Morgan Freeman, one of the few people to have a voice that sounds edible, plays Nelson Mandela, and he’s had a pretty convincing performance wrangled out of him, presenting Mandela in a way that feels human and real, in spite of the gargantuan weight of the role. Matt Damon snatches second billing as South African rugby captain Francois Pienaar, and he also takes a considered approach to characterisation.
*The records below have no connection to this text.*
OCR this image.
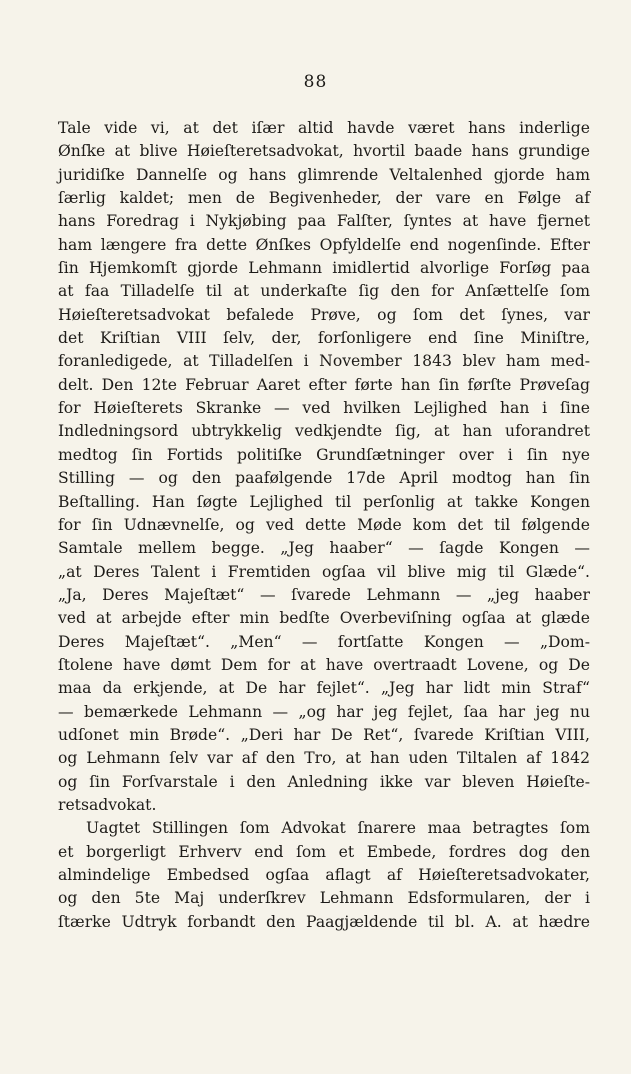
88
Tale vide vi, at det iſær altid havde været hans inderlige
Ønſke at blive Høieſteretsadvokat, hvortil baade hans grundige
juridiſke Dannelſe og hans glimrende Veltalenhed gjorde ham
ſærlig kaldet; men de Begivenheder, der vare en Følge af
hans Foredrag i Nykjøbing paa Falſter, ſyntes at have fjernet
ham længere fra dette Ønſkes Opfyldelſe end nogenſinde. Efter
ſin Hjemkomſt gjorde Lehmann imidlertid alvorlige Forſøg paa
at faa Tilladelſe til at underkaſte ſig den for Anſættelſe ſom
Høieſteretsadvokat befalede Prøve, og ſom det ſynes, var
det Kriſtian VIII ſelv, der, forſonligere end ſine Miniſtre,
foranledigede, at Tilladelſen i November 1843 blev ham med-
delt. Den 12te Februar Aaret efter førte han ſin førſte Prøveſag
for Høieſterets Skranke — ved hvilken Lejlighed han i ſine
Indledningsord ubtrykkelig vedkjendte ſig, at han uforandret
medtog ſin Fortids politiſke Grundſætninger over i ſin nye
Stilling — og den paafølgende 17de April modtog han ſin
Beſtalling. Han ſøgte Lejlighed til perſonlig at takke Kongen
for ſin Udnævnelſe, og ved dette Møde kom det til følgende
Samtale mellem begge. „Jeg haaber“ — ſagde Kongen —
„at Deres Talent i Fremtiden ogſaa vil blive mig til Glæde“.
„Ja, Deres Majeſtæt“ — ſvarede Lehmann — „jeg haaber
ved at arbejde efter min bedſte Overbeviſning ogſaa at glæde
Deres Majeſtæt“. „Men“ — fortſatte Kongen — „Dom-
ſtolene have dømt Dem for at have overtraadt Lovene, og De
maa da erkjende, at De har fejlet“. „Jeg har lidt min Straf“
— bemærkede Lehmann — „og har jeg fejlet, ſaa har jeg nu
udſonet min Brøde“. „Deri har De Ret“, ſvarede Kriſtian VIII,
og Lehmann ſelv var af den Tro, at han uden Tiltalen af 1842
og ſin Forſvarstale i den Anledning ikke var bleven Høieſte-
retsadvokat.
Uagtet Stillingen ſom Advokat ſnarere maa betragtes ſom
et borgerligt Erhverv end ſom et Embede, fordres dog den
almindelige Embedsed ogſaa aflagt af Høieſteretsadvokater,
og den 5te Maj underſkrev Lehmann Edsformularen, der i
ſtærke Udtryk forbandt den Paagjældende til bl. A. at hædre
The scenes in which the two interact are some of the best, and although Damon’s part could have been played by many other actors, I cannot think of another person better suited to channelling Mandela than Morgan Freeman.
Here is my inevitable digest of the plot: Mandela is released after his years of incarceration, runs for and wins the presidency of a democratised South Africa in ’94, realises that the deep wounds of the country can perhaps be fixed by something as simple as a sporting event, and then goes about engineering a truce between the white and black civilians that involves supporting the Springboks on their 1995 Rugby World Cup campaign. He ropes in the help of Pienaar, and the film shows these two as the only ones who ultimately believe in the unifying power of sport whilst those on both sides express doubt in varying degrees. If you have any idea about the history behind the film, or you understand how Hollywood narratives work, you’ll already know the ending. Getting there involves sitting through a well formed but excessively glossy tale.
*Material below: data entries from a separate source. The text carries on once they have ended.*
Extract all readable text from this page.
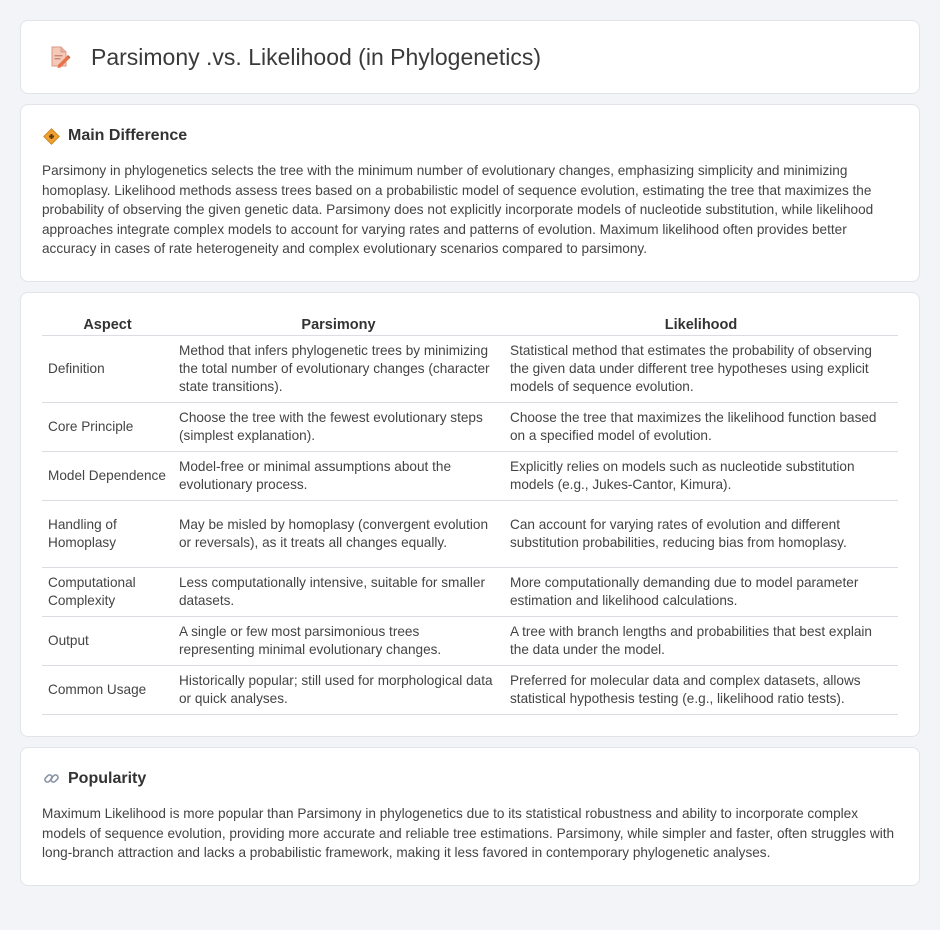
Parsimony .vs. Likelihood (in Phylogenetics)
Main Difference

Parsimony in phylogenetics selects the tree with the minimum number of evolutionary changes, emphasizing simplicity and minimizing homoplasy. Likelihood methods assess trees based on a probabilistic model of sequence evolution, estimating the tree that maximizes the probability of observing the given genetic data. Parsimony does not explicitly incorporate models of nucleotide substitution, while likelihood approaches integrate complex models to account for varying rates and patterns of evolution. Maximum likelihood often provides better accuracy in cases of rate heterogeneity and complex evolutionary scenarios compared to parsimony.

Aspect	Parsimony	Likelihood
Definition	Method that infers phylogenetic trees by minimizing the total number of evolutionary changes (character state transitions).	Statistical method that estimates the probability of observing the given data under different tree hypotheses using explicit models of sequence evolution.
Core Principle	Choose the tree with the fewest evolutionary steps (simplest explanation).	Choose the tree that maximizes the likelihood function based on a specified model of evolution.
Model Dependence	Model-free or minimal assumptions about the evolutionary process.	Explicitly relies on models such as nucleotide substitution models (e.g., Jukes-Cantor, Kimura).
Handling of Homoplasy	May be misled by homoplasy (convergent evolution or reversals), as it treats all changes equally.	Can account for varying rates of evolution and different substitution probabilities, reducing bias from homoplasy.
Computational Complexity	Less computationally intensive, suitable for smaller datasets.	More computationally demanding due to model parameter estimation and likelihood calculations.
Output	A single or few most parsimonious trees representing minimal evolutionary changes.	A tree with branch lengths and probabilities that best explain the data under the model.
Common Usage	Historically popular; still used for morphological data or quick analyses.	Preferred for molecular data and complex datasets, allows statistical hypothesis testing (e.g., likelihood ratio tests).
Popularity

Maximum Likelihood is more popular than Parsimony in phylogenetics due to its statistical robustness and ability to incorporate complex models of sequence evolution, providing more accurate and reliable tree estimations. Parsimony, while simpler and faster, often struggles with long-branch attraction and lacks a probabilistic framework, making it less favored in contemporary phylogenetic analyses.
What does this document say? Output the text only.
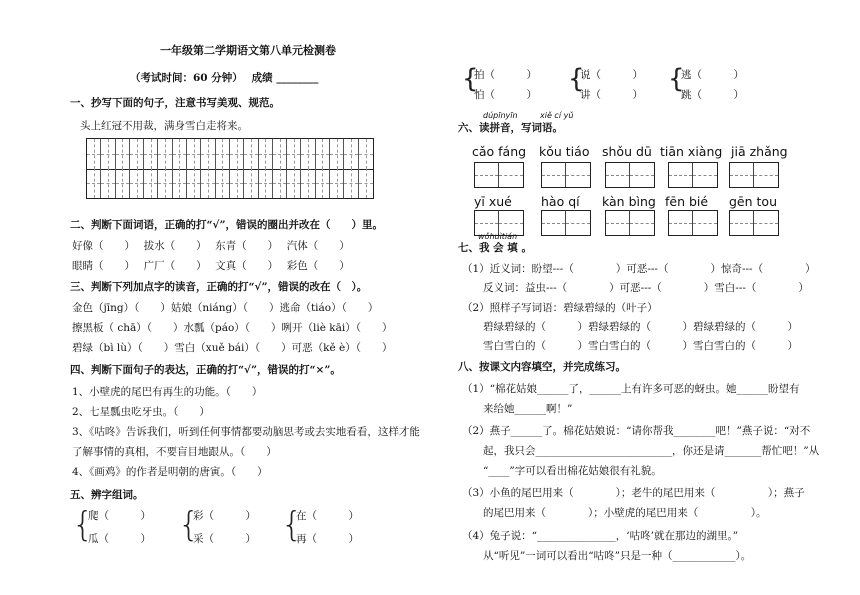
一年级第二学期语文第八单元检测卷
（考试时间：60 分钟）　 成绩 ________
一、抄写下面的句子，注意书写美观、规范。
头上红冠不用裁，满身雪白走将来。
二、判断下面词语，正确的打“√”，错误的圈出并改在（　　）里。
好像（　　）　 拔水（　　）　 东青（　　）　 汽体（　　）
眼睛（　　）　 广厂（　　）　 文真（　　）　 彩色（　　）
三、判断下列加点字的读音，正确的打“√”，错误的改在（　）。
金色（jīng）（　　）姑娘（niáng）（　　）逃命（tiáo）（　　）
擦黑板（ chā）（　　）水瓢（páo）（　　）咧开（liè kāi）（　　）
碧绿（bì lù）（　　）雪白（xuě bái）（　　）可恶（kě è）（　　）
四、判断下面句子的表达，正确的打“√”，错误的打“×”。
1、小壁虎的尾巴有再生的功能。（　　）
2、七星瓢虫吃牙虫。（　　）
3、《咕咚》告诉我们，听到任何事情都要动脑思考或去实地看看，这样才能
了解事情的真相，不要盲目地跟从。（　　）
4、《画鸡》的作者是明朝的唐寅。（　　）
五、辨字组词。
{
爬（　　　）
瓜（　　　） {
彩（　　　）
采（　　　） {
在（　　　）
再（　　　）
{
拍（　　　）
怕（　　　）
{
说（　　　）
讲（　　　）
{
逃（　　　）
跳（　　　）
dúpīnyīn	xiě cí yǔ
六、读拼音，写词语。
cǎo fáng kǒu tiáo shǒu dū tiān xiàng jiā zhǎng
yī xué hào qí kàn bìng fēn bié gēn tou
wǒhuìtián
七、我 会 填 。
（1）近义词：盼望---（　　　　）可恶---（　　　　）惊奇---（　　　　）
　　反义词：益虫---（　　　　）可恶---（　　　　）雪白---（　　　　）
（2）照样子写词语：碧绿碧绿的（叶子）
　　碧绿碧绿的（　　　）碧绿碧绿的（　　　）碧绿碧绿的（　　　）
　　雪白雪白的（　　　）雪白雪白的（　　　）雪白雪白的（　　　）
八、按课文内容填空，并完成练习。
（1）“棉花姑娘______了，______上有许多可恶的蚜虫。她______盼望有
　　来给她______啊！”
（2）燕子______了。棉花姑娘说：“请你帮我________吧！”燕子说：“对不
　　起，我只会__________________________，你还是请_______帮忙吧！”从
　　“____”字可以看出棉花姑娘很有礼貌。
（3）小鱼的尾巴用来（　　　　）；老牛的尾巴用来（　　　　　）；燕子
　　的尾巴用来（　　　　）；小壁虎的尾巴用来（　　　　　）。
（4）兔子说：“_______________，‘咕咚’就在那边的湖里。”
　　从“听见”一词可以看出“咕咚”只是一种（____________）。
I’ve been assured by some rugby loving friends that the set piece remakes of the actual matches are quite laughable, and you can definitely tell that Mr Damon, although shaped roughly like a rugby player, does not fill Francois Pienaar’s 6’3” shadow with his 5’10” frame. For most people who lack an appreciation for the finer points of the sport, this isn’t really an issue, and the games themselves play only a small role in the film.
Aside from the interaction between Freeman and Damon, the supremely akward mixing of white and black security teams who are charged with protecting Mandela creates some of the film’s finer moments. It’s almost enough to make you forget the slightly schmaltzy sequence in which Pienaar and the team visit the prison where Mandela spent many years, which Eastwood overeggs with shots of a ghostly Freeman performing hard labour and wistful philosophising in an unnecessary interpretation of what Pienaar must have been imagining. The claustrophobic nature of Mandela’s actual prison cell is poignant enough on its own.
Invictus is a film that is propelled by the weight of history, and only remains interesting because the events it depicts actually occurred. Without this it might be considered to be a fairly bland drama that is neither entirely political nor particularly dramatic. However, it has been constructed with care, and its ride through the 1995 Rugby World Cup is smooth and predictable, which is comforting in its way.